En las relaciones interpersonales quizá la dificultad extrema de nuestro tiempo consista en que un buen número de personas son incapaces de ver más allá de aquello que sienten. El mundo de los sentimientos guía, dirige, coordina y manda. Cuando esto se inserta en las estructuras y organizaciones, bajo una aparente diversidad, lo que ocurre es que se hace imposible la comunión. Es uno de los retos del liderazgo que frecuentemente deriva en fracaso, porque no hay asignatura más compleja que aquella que abarca y une la razón, la fe y el corazón.
Solo quien ha aprendido a dialogar consigo mismo y ha experimentado un ejercicio de sanación hasta perdonarse, adquiere una conciencia clara de sí. Solo quien es capaz de agradecer el bien que le rodea en los demás, sus triunfos y cualidades, está capacitado para una auténtica relación horizontal, diáfana y sin fantasmas que enturbien la aceptación del otro. Llegados a este punto, casi nos ocurre como aquel grupo de discípulos (y discípulas), no nos queda otra que exclamar: “si esto es así, ¿quién se puede salvar?”.
Llegar a una auténtica comprensión de uno mismo es un ejercicio de maduración que posiblemente nos lleve unos cuantos años, los que Dios nos conceda de vida. La clave está en saber vivir en proceso. No romper jamás el diálogo de autorreconocimiento de uno mismo, preguntarnos por las razones –poco razonables– de nuestros asertos y posturas. Disminuir juicios hasta extinguirlos, leer pensamientos diferentes, valorar otras visiones, escuchar otros paradigmas, pensar… y orar, orar mucho.
Este es el camino que nos saca de no pocas obsesiones y centra la vida en una emoción que aglutina, reúne y ordena… Considero además que este es un trabajo pendiente y necesario en la comunidad cristiana, en los principios de sinodalidad, en la construcción de una comunidad y en el liderazgo de una congregación. Percibo, en conjunto, más obsesión que emoción compartida. Obsesión por tener la razón, triunfar, vencer, “salirme con la mía” o demostrar que “mando”. Obsesión por sacar adelante las cosas según aquellos principios que a mí me llevan justificando décadas. Obsesión porque los demás lleguen a sentir y pensar como yo; obsesión por creerme en posesión de la verdad; obsesión por contar solo con quienes no discutan ni cuestionen mis principios… Obsesión porque mis formas parezcan, ciertamente, de este tiempo, aunque escondan un clericalismo enfermizo que no me permite valorar nada más que lo que vivo, creo y siento. Obsesión, incluso, para que mi capricho suene a discernimiento.
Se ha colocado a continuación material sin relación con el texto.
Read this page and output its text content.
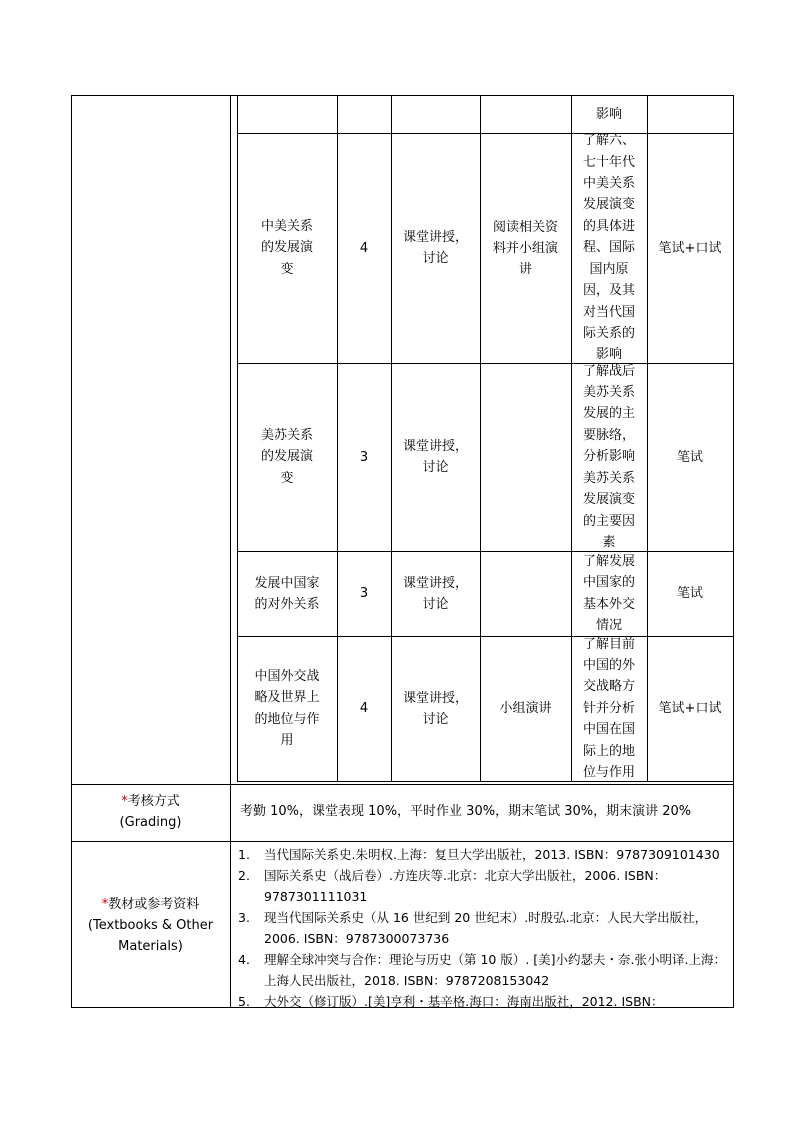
影响
中美关系的发展演变
4
课堂讲授，讨论
阅读相关资料并小组演讲
了解六、七十年代中美关系发展演变的具体进程、国际国内原因，及其对当代国际关系的影响
笔试+口试
美苏关系的发展演变
3
课堂讲授，讨论
了解战后美苏关系发展的主要脉络，分析影响美苏关系发展演变的主要因素
笔试
发展中国家的对外关系
3
课堂讲授，讨论
了解发展中国家的基本外交情况
笔试
中国外交战略及世界上的地位与作用
4
课堂讲授，讨论
小组演讲
了解目前中国的外交战略方针并分析中国在国际上的地位与作用
笔试+口试
*考核方式
(Grading)
考勤 10%，课堂表现 10%，平时作业 30%，期末笔试 30%，期末演讲 20%
*教材或参考资料
(Textbooks & Other
Materials)
1. 当代国际关系史.朱明权.上海：复旦大学出版社，2013. ISBN：9787309101430
2. 国际关系史（战后卷）.方连庆等.北京：北京大学出版社，2006. ISBN：9787301111031
3. 现当代国际关系史（从 16 世纪到 20 世纪末）.时殷弘.北京：人民大学出版社，2006. ISBN：9787300073736
4. 理解全球冲突与合作：理论与历史（第 10 版）. [美]小约瑟夫・奈.张小明译.上海：上海人民出版社，2018. ISBN：9787208153042
5. 大外交（修订版）.[美]亨利・基辛格.海口：海南出版社，2012. ISBN：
Lo más complejo de las patologías es verlas venir. Una vez que se instalan no te queda más que disimularlas, sortearlas o paliarlas. Considero que con el liderazgo nos está ocurriendo algo de esto. Hay más disimulo y tratamiento paliativo que innovación. Hay mucho estilo directivo con palabras muy sinodales; mucha comprensión aparente que destila soberbia; mucho monólogo disfrazado de claridad y diálogo. Paradójicamente, es una obsesión porque son posturas que ofrecen rostro de seguridad; sin embargo, no provocan la participación ni el encuentro, fortalecen el aislamiento, la protección y el temor. Por supuesto, son estilos de liderazgo que no emocionan porque nunca comparten qué sienten. Es más, intentan que los sentimientos nunca aparezcan porque no los suelen tener integrados y, en consecuencia, no están preparados o preparadas para acogerlos.
Estimo que para salir de esta patología obsesiva de intentar “salvar los muebles” de una estructura vitalmente gastada, necesitamos líderes, ellos y ellas, que vuelvan a emocionarse con la escucha de la Palabra y la atención a las palabras de sus hermanos y hermanas. La vida consagrada es vida y no puede detenerse, pero de algún modo se ha de parar, contener y reducir esta deriva de convocatorias sin vida y sin horizonte, para entender desde la fe, la razón y el corazón qué quiere y en dónde nos quiere el Espíritu. Eso es liderar.